Hmm, I'd be interested in looking into improving this myself.

> > In any case, there's nothing syntactically tricky about matrix
> > exponentation in Maple: just use ^.
>
> There was for me -- see below.  But many many thanks for the clarification.
>
> > This is how you'd do it in Maple:
> >
> > > m := 
> > > Matrix([[1/20,-1/10,1/20],[-1/10,-37/15,47/30],[1/20,67/30,-77/60]],shape=symmetric):
>
> The input matrix actually is *not* symmetric.

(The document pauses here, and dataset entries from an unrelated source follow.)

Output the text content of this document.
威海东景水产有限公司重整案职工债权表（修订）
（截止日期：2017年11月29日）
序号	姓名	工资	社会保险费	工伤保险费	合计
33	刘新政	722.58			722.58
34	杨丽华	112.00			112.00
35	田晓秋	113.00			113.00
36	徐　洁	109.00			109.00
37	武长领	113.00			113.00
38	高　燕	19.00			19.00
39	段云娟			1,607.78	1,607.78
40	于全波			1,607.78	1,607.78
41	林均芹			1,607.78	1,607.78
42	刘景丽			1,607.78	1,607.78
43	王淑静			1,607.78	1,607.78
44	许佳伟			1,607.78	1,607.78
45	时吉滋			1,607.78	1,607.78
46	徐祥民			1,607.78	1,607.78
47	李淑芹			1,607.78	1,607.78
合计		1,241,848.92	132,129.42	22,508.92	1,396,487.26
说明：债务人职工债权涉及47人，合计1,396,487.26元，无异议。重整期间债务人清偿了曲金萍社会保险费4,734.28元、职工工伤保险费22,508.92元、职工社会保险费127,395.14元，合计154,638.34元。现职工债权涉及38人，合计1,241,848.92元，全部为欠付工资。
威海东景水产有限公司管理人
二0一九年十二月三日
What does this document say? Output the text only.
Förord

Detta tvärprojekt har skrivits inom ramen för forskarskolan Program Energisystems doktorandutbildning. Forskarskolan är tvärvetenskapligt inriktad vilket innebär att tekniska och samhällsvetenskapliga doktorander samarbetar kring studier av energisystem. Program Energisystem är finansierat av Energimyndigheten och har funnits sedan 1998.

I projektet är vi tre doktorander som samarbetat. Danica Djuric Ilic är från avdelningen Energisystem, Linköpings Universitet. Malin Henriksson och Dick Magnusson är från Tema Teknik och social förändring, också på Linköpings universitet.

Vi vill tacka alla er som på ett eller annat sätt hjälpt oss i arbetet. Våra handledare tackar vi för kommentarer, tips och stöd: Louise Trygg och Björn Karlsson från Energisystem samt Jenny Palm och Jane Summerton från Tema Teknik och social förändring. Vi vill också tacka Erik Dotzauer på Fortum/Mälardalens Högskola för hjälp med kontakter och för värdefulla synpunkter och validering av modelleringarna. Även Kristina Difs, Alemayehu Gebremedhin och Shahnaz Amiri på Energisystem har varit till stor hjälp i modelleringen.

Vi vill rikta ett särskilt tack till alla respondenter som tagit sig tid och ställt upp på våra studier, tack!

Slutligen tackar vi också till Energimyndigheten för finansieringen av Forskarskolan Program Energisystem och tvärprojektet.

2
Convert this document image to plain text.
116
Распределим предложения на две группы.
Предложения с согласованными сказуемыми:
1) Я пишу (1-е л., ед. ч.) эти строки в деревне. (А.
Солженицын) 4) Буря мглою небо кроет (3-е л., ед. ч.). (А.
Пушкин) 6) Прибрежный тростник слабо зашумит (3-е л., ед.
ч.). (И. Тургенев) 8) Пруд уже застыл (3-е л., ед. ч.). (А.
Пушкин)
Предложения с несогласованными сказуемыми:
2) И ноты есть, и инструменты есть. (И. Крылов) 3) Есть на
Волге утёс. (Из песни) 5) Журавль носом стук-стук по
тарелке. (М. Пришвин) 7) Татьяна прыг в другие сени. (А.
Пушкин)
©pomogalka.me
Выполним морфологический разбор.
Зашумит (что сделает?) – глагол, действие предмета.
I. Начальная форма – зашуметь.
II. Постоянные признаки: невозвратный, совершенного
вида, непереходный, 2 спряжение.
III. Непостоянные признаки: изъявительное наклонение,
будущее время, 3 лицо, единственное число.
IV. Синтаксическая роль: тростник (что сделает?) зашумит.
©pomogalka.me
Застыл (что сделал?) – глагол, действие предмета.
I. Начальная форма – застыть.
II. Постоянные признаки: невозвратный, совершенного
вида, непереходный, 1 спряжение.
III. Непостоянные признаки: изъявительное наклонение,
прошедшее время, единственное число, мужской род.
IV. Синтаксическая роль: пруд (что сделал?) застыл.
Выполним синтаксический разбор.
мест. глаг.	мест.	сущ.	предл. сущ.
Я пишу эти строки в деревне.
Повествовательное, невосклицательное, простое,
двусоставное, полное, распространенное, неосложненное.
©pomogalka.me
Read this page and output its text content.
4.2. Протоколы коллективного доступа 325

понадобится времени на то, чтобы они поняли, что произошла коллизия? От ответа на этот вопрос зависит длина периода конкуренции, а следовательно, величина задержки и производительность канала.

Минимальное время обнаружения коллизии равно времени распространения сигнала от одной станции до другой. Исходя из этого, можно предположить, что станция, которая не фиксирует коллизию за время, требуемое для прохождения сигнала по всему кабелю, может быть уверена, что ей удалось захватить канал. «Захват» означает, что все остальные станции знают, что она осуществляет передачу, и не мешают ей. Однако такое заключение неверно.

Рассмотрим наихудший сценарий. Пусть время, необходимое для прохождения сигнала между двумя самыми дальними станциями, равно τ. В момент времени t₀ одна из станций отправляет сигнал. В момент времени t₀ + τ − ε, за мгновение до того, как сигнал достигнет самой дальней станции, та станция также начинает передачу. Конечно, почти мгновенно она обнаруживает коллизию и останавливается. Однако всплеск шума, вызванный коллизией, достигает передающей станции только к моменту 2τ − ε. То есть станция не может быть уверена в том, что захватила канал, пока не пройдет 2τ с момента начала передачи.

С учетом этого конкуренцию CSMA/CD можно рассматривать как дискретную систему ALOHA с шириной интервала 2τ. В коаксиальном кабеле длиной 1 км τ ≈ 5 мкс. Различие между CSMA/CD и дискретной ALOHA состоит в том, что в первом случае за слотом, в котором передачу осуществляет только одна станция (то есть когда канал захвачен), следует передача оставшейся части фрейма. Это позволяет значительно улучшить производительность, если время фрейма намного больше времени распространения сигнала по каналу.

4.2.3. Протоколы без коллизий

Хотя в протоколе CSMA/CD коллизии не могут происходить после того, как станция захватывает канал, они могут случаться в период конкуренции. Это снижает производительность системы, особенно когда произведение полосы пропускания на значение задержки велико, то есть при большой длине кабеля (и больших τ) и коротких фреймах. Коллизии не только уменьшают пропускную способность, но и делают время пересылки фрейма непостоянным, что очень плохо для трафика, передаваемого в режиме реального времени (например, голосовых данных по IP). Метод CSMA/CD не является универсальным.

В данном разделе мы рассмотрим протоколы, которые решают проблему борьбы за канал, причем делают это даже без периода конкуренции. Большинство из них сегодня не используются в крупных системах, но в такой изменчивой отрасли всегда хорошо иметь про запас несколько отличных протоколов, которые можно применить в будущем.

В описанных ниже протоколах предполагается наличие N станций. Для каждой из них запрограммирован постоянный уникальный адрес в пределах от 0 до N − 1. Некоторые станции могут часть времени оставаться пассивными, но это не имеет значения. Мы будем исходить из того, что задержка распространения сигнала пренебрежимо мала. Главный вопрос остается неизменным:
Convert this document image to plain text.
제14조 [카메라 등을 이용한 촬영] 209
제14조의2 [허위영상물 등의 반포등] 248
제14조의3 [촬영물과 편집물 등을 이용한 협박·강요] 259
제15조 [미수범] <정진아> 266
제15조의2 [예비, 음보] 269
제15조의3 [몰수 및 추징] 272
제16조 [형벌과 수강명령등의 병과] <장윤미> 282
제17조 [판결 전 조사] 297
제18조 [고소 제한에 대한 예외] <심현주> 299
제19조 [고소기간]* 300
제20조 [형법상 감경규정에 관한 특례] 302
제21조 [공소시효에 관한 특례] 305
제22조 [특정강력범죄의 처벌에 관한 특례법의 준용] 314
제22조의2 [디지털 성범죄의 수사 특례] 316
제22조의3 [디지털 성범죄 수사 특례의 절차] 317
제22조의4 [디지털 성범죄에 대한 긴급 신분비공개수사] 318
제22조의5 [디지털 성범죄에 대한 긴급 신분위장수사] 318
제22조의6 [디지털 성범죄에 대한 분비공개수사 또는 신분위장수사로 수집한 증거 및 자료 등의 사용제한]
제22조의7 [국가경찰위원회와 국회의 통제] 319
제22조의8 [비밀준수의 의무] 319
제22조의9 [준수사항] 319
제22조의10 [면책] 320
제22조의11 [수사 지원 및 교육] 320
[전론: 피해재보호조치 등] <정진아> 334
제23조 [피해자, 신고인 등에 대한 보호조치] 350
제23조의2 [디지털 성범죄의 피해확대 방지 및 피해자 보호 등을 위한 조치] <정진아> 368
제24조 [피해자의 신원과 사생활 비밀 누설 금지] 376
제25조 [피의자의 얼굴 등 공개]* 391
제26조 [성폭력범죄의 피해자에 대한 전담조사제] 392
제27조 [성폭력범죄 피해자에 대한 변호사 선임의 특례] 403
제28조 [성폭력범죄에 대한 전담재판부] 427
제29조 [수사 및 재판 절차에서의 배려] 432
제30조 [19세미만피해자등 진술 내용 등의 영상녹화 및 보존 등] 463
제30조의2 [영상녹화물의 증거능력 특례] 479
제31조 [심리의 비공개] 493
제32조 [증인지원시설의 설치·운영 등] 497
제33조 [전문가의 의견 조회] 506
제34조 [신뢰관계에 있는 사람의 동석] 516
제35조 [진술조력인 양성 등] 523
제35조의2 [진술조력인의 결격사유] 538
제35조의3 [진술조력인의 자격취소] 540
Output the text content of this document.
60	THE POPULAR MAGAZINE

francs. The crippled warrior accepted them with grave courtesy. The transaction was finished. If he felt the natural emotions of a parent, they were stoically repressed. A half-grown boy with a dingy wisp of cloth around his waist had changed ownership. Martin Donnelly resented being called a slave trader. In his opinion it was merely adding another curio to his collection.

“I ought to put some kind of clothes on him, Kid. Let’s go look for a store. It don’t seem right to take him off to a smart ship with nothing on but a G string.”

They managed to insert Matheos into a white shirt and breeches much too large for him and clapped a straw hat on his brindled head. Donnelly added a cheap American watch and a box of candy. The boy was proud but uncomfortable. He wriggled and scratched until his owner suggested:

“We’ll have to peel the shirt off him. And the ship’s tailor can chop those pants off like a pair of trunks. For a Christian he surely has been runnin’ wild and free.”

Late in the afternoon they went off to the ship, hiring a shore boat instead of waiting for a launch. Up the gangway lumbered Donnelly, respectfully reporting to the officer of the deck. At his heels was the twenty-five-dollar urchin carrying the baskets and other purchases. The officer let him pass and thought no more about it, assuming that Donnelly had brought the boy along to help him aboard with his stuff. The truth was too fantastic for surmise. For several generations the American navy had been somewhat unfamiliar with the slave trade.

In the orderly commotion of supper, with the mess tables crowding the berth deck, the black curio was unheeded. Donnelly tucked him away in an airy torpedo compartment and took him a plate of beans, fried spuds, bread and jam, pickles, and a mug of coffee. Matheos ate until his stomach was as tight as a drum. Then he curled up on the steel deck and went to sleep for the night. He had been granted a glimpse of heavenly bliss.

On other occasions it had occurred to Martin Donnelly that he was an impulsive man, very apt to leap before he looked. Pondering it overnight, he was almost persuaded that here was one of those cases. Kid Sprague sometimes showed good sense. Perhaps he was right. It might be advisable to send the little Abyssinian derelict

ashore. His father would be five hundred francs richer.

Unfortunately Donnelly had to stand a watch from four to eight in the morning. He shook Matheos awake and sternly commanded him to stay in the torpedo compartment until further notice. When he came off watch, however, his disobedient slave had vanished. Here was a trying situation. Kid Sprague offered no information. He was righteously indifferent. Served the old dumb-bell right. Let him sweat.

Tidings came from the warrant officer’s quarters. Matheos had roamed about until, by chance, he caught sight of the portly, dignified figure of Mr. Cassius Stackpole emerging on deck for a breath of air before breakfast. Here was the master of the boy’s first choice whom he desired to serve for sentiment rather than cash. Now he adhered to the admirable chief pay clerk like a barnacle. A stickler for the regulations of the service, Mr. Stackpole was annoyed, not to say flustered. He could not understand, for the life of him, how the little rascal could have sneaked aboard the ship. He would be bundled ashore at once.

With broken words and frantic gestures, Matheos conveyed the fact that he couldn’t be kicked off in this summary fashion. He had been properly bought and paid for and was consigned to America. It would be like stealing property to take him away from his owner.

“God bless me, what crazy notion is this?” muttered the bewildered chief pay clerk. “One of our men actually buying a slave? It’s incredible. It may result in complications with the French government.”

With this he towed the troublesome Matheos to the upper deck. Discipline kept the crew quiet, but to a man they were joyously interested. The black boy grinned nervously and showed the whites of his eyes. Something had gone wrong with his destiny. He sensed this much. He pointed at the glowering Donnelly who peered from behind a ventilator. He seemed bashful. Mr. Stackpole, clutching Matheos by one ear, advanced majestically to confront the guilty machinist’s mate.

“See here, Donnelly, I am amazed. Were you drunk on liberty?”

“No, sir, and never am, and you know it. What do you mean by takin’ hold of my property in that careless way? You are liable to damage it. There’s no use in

Ah, sorry for that!  I didn't notice that the (2,3) and (3,2) entries
were different.

> Thanks for the clarification!  According to the maple help,
> "The time command returns the total CPU time used since the start of the Maple
>   session."

Sorry again: if the help page says CPU time, then that's what time()
gives.  I was mistaken.

[snip]
> Here's what I tried in Maple (see below).  I tried lowercase "matrix" since,
> that's what I found when googling for how to create a matrix in Maple:
> > a := matrix([[1,2],[3,4]]);
[snip]
> > a := Matrix([[1,2],[3,4]]);
[snip]
> I guess that surprises me.

This is a frequent point of confusion.  Maple has two different matrix
data structures and two different linear algebra packages, as a result
of a refactoring of linear algebra done as of Maple 6 (ca. 2000).

Lowercase-m matrices, associated with the linalg package, are the
older pre-Maple 6 form.  These are supported for reasons of backwards
compatability.   Expressions involving these matrices need to be hit
with the 'evalm' command ("evaluate matrix") to force matrix
arithmetic.  In your example if you had entered 'evalm(a^2)' you would
have gotten the result you wanted.

Uppercase-m Matrices, associated with the LinearAlgebra package (as
well as any new package written after Maple 6 which uses matrices),
are the new and recommended form.  (There is no equivalent of evalm
for these Matrices; arithmetic is performed immediately.)  Using
Matrices and LinearAlgebra is also necessary to make use of the NAG
linear algebra routines.

The Sage interface to Maple should definitely be using the newer Matrices.